Writing in a linked Comment, Dr Richard Kones, Umme Rumana and Alberto Morales Salinas, Cardiometabolic Research Institute (USA), says:
“Despite advances in cardiovascular therapies, coronary heart disease remains the leading cause of death in almost all countries. Two of the most remarkable recent treatments, percutaneous coronary intervention and the availability of proprotein convertase subtilisin/ kexin type 9 inhibitor drugs, have revolutionised cardiology practice. Although life-saving and now essential therapies, whether they will be able to reduce the incidence and associated morbidity and mortality of coronary heart disease remains unlikely since the increase in prevalence of obesity and diabetes is raising the background level of cardiovascular risk… Although there are proven methods of lowering cardiovascular risk and these are generally being better used generally in high-income countries, poor adherence and uneven availability and access in low income and middle-income countries still pose serious challenges… About less than half of all patients taking medications are adherent, which substantially increases morbidity and mortality.
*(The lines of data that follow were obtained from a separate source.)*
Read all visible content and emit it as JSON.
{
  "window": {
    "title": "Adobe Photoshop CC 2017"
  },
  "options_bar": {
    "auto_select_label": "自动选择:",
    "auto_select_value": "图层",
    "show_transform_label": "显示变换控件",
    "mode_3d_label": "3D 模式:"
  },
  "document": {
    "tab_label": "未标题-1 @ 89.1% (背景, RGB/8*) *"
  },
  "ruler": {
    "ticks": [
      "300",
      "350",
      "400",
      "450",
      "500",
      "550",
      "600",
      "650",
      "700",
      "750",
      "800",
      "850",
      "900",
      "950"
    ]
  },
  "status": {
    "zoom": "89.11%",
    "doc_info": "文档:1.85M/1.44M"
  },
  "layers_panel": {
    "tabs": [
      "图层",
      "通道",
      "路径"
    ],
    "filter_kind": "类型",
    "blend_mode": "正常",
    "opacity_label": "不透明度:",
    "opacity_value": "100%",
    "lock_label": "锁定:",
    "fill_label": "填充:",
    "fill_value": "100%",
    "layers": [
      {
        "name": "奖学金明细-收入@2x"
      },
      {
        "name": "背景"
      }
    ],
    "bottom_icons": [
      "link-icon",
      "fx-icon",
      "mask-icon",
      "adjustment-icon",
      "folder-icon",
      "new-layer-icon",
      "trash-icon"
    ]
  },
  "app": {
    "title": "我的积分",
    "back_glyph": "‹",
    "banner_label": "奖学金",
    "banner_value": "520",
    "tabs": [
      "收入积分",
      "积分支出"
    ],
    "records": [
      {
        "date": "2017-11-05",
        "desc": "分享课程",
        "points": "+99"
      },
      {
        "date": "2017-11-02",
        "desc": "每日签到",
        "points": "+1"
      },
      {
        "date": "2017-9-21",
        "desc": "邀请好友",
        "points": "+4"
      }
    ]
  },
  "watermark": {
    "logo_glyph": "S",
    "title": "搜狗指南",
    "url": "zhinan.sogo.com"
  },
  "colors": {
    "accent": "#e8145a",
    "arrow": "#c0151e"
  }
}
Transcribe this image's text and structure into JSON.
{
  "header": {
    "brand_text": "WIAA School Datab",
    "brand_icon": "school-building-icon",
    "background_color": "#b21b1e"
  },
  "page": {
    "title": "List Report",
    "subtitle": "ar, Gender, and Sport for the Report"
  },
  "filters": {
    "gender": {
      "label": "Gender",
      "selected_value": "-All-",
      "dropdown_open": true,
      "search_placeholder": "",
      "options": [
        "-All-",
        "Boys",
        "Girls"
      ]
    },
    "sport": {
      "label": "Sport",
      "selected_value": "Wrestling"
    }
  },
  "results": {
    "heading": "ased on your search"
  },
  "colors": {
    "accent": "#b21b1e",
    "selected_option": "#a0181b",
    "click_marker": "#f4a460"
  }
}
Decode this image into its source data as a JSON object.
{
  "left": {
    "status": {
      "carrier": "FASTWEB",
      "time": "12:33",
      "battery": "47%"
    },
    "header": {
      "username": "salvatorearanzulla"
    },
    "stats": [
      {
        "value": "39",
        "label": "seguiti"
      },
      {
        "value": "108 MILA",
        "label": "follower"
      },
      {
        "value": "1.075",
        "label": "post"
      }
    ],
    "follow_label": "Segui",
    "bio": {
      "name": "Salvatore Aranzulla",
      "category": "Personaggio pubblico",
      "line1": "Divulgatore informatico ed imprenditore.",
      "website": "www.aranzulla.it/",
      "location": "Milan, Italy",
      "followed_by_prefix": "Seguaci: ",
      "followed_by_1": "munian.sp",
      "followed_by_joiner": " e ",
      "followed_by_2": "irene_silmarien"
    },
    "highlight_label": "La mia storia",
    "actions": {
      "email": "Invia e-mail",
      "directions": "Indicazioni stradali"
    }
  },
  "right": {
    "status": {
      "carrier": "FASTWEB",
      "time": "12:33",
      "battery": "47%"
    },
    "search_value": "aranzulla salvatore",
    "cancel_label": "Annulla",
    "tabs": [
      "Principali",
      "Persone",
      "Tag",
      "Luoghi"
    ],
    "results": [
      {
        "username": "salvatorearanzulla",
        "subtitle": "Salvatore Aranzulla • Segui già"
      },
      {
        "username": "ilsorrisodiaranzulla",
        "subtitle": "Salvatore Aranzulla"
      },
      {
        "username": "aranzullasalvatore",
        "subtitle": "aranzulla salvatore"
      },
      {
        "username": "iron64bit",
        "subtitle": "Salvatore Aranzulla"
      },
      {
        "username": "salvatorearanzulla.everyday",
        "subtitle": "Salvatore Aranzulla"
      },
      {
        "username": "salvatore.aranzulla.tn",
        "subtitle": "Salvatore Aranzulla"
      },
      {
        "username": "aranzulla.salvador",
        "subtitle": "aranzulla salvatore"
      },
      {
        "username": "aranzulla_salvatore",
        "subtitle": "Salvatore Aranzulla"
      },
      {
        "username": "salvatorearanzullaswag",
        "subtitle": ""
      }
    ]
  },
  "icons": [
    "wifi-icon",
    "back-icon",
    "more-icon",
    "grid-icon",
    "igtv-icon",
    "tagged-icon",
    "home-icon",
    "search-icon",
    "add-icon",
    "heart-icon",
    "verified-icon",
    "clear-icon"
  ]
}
Non-adherence to medication accounts for 33-69% of all hospital admissions in the USA, and, among patients with coronary heart disease, the extent of low adherence is related to the number of adverse cardiovascular events. Poor adherence is multifactorial and can broadly be grouped into categories related to patients, physicians and therapies, communication, health-care systems, socioeconomic factors, and unpredictable negative effects of the internet. One of the most pertinent factors is patient-related perceived risk and motivation. Despite the many methods that have been proposed, effectiveness in improving adherence and outcomes has been relatively disappointing. It is in this context that the randomised controlled trial by Ulf Näslund and colleagues in The Lancet is relevant.”